The main classes of mental illness includes:

  • Neurodevelopmental like ADHD or autism.
  • Schizophrenia spectrum and other psychotic disorders.
  • Detachment from reality.
  • Bipolar and related disorders that have episodes of mania and depression.
  • Depressive disorders like premenstrual dysphoric and major depressive disorder.
  • Anxiety disorders which include panic disorder.
  • Phobias and excessive worrying.
  • Obsessive-compulsive and related disorders.
  • Repetitive thoughts.
  • Hoarding disorder and trichotillomania.
  • Trauma and stressor-related disorders like PTSD.
  • Dissociative disorders.
  • Somatic symptom and related disorders like hypochondriasis.
  • Eating disorder.
  • Elimination disorder.
  • Sleep-wake disorders.
  • Sexual dysfunctions.
  • Gender dysphoria.
  • Disruptive, impulse-control and conduct disorders such as kleptomania.
  • Substance-related and addictive disorders include gambling disorder.
  • Neurocognitive disorders that affect your thinking and reasoning.
  • Personality disorders like antisocial.
  • Paraphilic disorders like sexual sadism.
  • And other mental disorders that are because of other medical conditions.

5 Treatment

Mental illness treatments depend on how moderate or severe your case is.

A lot of people will have to help you cope with mental illness, your family and friends who will support you all throughout, your primary doctor and a physician, psychiatrist for a treatment of mental illness, psychotherapists like a psychologist, counselor, and social worker.

If it is only mild mental illness, it may be easy.

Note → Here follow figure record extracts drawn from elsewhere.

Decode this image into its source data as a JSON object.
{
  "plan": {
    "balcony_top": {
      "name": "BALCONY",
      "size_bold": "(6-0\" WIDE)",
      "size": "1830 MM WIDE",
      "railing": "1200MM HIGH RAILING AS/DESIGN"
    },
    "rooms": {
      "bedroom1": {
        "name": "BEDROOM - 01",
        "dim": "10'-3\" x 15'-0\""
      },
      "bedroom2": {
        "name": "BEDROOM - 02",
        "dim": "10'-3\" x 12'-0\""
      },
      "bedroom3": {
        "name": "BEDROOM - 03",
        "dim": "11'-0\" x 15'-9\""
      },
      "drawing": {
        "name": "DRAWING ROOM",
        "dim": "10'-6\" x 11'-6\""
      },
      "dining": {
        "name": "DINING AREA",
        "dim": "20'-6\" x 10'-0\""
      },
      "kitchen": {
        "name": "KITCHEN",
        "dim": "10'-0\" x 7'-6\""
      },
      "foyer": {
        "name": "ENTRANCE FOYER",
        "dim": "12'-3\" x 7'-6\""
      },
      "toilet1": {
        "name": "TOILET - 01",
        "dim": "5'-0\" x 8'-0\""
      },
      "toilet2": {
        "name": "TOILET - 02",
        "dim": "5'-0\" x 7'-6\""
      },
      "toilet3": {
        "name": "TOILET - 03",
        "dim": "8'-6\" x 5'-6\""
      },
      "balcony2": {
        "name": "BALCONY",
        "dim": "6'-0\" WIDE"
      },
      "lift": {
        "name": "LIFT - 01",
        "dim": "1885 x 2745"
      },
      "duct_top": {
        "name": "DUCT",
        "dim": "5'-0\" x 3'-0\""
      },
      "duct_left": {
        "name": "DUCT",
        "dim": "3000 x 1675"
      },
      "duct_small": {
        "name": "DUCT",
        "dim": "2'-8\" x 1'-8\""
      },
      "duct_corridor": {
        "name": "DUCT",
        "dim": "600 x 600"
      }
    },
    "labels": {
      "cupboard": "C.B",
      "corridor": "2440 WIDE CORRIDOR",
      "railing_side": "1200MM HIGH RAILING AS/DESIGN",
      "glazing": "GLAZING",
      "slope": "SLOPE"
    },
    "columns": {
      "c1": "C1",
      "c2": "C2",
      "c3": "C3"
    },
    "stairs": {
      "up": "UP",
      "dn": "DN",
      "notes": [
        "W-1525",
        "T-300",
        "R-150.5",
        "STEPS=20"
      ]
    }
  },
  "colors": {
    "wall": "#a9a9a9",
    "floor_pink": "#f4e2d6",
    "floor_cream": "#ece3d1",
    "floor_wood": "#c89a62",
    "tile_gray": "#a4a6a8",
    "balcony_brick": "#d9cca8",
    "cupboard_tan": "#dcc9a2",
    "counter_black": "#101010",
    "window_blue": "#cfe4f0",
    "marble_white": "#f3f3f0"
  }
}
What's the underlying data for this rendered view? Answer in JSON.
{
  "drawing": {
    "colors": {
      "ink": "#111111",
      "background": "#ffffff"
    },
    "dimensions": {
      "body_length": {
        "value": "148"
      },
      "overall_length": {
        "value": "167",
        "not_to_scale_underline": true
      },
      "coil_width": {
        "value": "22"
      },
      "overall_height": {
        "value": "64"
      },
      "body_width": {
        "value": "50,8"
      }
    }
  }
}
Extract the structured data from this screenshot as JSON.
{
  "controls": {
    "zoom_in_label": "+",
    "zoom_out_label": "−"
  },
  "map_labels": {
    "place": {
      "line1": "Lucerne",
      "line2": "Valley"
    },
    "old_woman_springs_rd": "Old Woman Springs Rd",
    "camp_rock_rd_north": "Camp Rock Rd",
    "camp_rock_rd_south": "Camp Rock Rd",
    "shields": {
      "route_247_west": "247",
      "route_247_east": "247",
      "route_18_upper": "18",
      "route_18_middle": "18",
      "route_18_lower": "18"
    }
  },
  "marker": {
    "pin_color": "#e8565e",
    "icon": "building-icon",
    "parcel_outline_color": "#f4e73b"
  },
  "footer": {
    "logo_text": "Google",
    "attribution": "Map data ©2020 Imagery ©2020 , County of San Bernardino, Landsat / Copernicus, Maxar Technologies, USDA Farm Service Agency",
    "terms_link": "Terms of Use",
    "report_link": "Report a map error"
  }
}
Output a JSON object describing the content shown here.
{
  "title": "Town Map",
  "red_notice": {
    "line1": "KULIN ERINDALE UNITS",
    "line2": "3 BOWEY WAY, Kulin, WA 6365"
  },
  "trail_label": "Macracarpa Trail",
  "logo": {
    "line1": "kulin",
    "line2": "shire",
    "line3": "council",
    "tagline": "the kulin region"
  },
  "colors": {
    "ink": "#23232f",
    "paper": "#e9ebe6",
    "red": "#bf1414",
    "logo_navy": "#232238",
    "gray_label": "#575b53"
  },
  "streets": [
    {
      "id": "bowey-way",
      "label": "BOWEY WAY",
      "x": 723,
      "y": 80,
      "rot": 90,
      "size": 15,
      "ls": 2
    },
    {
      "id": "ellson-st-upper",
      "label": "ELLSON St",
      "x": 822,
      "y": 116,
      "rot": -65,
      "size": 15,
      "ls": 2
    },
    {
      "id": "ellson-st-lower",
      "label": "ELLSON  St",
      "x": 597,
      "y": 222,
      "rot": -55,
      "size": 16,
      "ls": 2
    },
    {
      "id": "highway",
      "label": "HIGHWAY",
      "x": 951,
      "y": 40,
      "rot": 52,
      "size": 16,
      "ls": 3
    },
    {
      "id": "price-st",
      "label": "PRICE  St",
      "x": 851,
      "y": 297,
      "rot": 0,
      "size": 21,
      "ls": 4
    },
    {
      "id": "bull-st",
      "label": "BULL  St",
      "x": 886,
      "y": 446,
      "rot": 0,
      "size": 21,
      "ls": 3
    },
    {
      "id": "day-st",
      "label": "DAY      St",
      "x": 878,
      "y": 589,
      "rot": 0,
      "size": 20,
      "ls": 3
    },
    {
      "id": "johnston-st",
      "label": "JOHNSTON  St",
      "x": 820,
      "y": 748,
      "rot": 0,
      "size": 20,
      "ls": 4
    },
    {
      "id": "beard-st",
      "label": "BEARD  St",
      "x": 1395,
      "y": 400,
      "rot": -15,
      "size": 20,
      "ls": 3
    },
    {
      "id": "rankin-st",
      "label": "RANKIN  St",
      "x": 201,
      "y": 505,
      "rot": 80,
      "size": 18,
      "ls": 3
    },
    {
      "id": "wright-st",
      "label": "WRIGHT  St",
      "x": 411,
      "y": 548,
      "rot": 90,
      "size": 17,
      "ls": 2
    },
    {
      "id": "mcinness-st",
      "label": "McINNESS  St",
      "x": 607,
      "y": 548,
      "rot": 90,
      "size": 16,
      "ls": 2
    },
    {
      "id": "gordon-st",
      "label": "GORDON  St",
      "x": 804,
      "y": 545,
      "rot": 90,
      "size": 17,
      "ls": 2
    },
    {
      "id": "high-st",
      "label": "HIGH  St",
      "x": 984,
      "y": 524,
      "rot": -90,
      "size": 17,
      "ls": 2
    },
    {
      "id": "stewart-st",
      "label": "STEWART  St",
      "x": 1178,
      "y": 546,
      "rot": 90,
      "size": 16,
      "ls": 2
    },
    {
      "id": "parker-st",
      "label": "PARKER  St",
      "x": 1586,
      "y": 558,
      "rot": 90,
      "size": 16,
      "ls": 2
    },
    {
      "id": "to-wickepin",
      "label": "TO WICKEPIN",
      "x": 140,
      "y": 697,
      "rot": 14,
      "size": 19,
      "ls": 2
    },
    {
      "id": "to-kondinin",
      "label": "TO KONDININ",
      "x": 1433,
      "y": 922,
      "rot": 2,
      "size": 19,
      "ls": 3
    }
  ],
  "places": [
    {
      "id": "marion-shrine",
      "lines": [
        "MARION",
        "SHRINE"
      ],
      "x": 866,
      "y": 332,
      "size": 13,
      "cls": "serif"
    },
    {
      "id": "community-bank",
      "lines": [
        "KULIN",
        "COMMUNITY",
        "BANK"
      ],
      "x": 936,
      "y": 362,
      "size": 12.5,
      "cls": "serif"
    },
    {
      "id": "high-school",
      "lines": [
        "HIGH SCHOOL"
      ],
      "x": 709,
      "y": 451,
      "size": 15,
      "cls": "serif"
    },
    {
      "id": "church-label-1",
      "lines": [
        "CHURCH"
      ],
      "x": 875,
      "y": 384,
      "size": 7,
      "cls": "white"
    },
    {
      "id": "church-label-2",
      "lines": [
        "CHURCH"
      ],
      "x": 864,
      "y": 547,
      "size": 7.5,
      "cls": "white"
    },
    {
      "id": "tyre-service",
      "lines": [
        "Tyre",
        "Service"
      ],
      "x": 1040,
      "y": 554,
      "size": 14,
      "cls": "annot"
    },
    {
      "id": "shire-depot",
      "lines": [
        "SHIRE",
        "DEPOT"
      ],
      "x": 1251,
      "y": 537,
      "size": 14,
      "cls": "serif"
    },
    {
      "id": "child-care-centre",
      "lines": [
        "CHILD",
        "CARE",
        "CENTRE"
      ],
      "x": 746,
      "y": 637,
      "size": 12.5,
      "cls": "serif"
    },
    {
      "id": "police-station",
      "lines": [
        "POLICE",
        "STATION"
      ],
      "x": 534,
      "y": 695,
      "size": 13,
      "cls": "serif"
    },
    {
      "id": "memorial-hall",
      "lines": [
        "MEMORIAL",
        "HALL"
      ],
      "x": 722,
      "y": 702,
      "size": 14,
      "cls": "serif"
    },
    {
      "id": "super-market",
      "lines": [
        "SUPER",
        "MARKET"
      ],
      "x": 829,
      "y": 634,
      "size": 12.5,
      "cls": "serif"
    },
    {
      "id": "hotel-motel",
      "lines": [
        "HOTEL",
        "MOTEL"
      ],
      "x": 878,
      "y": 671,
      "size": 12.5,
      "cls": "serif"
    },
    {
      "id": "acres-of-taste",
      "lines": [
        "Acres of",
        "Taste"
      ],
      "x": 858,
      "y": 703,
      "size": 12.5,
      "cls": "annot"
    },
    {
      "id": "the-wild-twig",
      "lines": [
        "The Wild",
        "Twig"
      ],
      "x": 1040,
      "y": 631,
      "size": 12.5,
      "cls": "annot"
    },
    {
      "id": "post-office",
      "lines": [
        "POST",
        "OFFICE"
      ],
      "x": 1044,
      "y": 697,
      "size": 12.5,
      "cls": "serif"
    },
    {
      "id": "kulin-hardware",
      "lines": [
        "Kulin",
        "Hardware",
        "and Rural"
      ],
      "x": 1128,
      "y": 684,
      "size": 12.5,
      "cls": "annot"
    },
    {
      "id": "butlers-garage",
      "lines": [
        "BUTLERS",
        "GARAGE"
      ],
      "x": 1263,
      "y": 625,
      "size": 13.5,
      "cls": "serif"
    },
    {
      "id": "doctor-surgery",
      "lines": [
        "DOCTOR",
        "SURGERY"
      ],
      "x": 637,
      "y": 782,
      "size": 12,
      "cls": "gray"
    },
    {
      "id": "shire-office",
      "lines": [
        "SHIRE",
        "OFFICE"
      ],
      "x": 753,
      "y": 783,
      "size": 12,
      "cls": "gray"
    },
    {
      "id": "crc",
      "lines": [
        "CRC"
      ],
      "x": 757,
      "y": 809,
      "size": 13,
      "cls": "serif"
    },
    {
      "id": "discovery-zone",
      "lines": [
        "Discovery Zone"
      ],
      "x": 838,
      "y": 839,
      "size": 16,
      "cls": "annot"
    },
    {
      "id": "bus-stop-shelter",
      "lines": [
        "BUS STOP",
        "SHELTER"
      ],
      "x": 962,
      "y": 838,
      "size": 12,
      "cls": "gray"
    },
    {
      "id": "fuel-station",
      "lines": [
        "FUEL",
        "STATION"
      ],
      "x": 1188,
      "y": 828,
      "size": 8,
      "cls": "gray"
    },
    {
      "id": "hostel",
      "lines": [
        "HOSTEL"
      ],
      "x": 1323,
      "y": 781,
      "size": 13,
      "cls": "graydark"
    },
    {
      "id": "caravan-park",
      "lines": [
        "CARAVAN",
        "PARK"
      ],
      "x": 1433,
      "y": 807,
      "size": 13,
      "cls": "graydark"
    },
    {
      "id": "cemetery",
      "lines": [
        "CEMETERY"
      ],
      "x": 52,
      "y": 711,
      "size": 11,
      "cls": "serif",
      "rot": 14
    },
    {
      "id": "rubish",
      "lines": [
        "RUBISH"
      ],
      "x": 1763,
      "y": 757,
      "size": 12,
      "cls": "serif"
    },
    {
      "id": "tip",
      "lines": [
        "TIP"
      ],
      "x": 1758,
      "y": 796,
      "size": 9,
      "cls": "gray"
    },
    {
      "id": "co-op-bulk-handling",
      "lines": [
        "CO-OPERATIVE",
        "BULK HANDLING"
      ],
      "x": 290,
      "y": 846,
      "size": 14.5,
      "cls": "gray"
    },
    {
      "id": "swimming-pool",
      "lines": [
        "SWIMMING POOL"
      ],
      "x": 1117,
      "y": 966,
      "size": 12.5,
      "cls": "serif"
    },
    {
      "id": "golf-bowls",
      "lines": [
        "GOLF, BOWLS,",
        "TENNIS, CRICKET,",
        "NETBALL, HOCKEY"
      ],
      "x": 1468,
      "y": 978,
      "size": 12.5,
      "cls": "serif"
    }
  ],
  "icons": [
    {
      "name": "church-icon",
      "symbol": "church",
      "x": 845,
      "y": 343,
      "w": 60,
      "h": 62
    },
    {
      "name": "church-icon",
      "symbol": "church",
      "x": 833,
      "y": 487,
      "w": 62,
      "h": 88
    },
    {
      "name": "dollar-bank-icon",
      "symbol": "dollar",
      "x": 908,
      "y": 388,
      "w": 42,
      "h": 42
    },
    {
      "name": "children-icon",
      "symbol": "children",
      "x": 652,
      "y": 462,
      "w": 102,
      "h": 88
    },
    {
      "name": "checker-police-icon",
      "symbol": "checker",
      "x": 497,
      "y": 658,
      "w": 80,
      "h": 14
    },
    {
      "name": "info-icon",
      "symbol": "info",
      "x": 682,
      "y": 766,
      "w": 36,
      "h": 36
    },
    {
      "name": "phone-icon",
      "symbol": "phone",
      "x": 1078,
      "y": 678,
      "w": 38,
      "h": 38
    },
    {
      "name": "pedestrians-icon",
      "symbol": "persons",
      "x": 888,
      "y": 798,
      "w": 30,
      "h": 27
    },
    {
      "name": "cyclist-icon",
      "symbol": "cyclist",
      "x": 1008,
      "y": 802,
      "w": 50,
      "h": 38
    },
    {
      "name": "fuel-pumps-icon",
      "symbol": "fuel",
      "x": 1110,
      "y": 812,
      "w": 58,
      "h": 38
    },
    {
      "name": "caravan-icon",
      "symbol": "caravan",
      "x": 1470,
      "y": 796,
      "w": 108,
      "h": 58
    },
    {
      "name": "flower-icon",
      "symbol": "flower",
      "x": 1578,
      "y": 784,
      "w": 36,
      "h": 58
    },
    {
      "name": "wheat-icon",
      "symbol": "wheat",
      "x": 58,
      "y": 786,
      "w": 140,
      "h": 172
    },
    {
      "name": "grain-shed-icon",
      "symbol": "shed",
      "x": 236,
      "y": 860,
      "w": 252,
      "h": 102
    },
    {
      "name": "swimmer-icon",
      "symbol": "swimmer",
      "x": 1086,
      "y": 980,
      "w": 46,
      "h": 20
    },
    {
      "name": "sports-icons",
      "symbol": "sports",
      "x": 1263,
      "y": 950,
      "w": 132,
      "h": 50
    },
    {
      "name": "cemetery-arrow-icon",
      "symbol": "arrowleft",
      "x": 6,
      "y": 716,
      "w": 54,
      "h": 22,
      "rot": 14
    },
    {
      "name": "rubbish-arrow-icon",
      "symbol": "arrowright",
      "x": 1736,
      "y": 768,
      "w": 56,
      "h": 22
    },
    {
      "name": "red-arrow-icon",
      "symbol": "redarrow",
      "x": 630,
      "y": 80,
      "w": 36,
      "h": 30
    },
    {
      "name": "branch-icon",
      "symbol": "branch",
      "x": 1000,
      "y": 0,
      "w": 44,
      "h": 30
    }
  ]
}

If you have severe mental illness, the treatment is psychotherapy or talk therapy and the medications are antidepressants, anti-anxiety medications, mood-stabilizing medications, antipsychotic medications, and brain stimulation treatments. Find time to talk to your doctor about these medications and treatments.

6 Prevention

We can prevent mental illness by:

  • consulting your physician if you feel you have a health condition,
  • have regular check-ups,
  • pay attention to warning signs,
  • control your stress,
  • have enough sleep,
  • eat healthy foods,
  • exercise regularly.

7 Alternative and Homeopathic Remedies

Several homeopathic remedies exist for mental illness.

Homeopathic remedies are used to treat people suffering from psychological and physical problems, it treats people with acute and chronic psychological disorders, including phobias, anxieties and depression, and mental and emotional states of confusion, and with abuse problems.

Here are some of the remedies, a person who needs Nux vomica or poison nut is self-reliant and can be sentimental, a person who needs Arsenicum album (arsenic) is restless, fearful, perfectionist type of person with anorexic tendencies.

8 Lifestyle and Coping

Coping with mental illness can be hard but these steps may be helpful:

  • Stick to your treatment plan even if you don’t have mental illness anymore for it may re-occur again.
  • Avoid the use of drugs and alcohol.
  • Exercise and stay active always.
  • Avoid decision making because you are not thinking clearly at this stage.
  • Give yourself permission to do less to avoid stress.
  • Be a positive thinker.
  • Try to adapt to changes.
  • Use stress management techniques like relaxation methods. 

Contact a support group from your area like National Alliance on Mental Illness. Stay connected with your loved ones.

9 Risks and Complications

You are at risk of having a mental illness:

  • If you have a relative with mental illness.
  • You had a stressful situation.
  • You just got a divorce.
  • A death of a loved one.
  • Ongoing chronic disorder.
  • Traumatic brain injury.
  • Traumatic experiences such as being assaulted.
  • Drug or alcohol abuse.
  • Being abused. 

About 1 in 5 adults has a mental illness, it can be at any age, either men or women.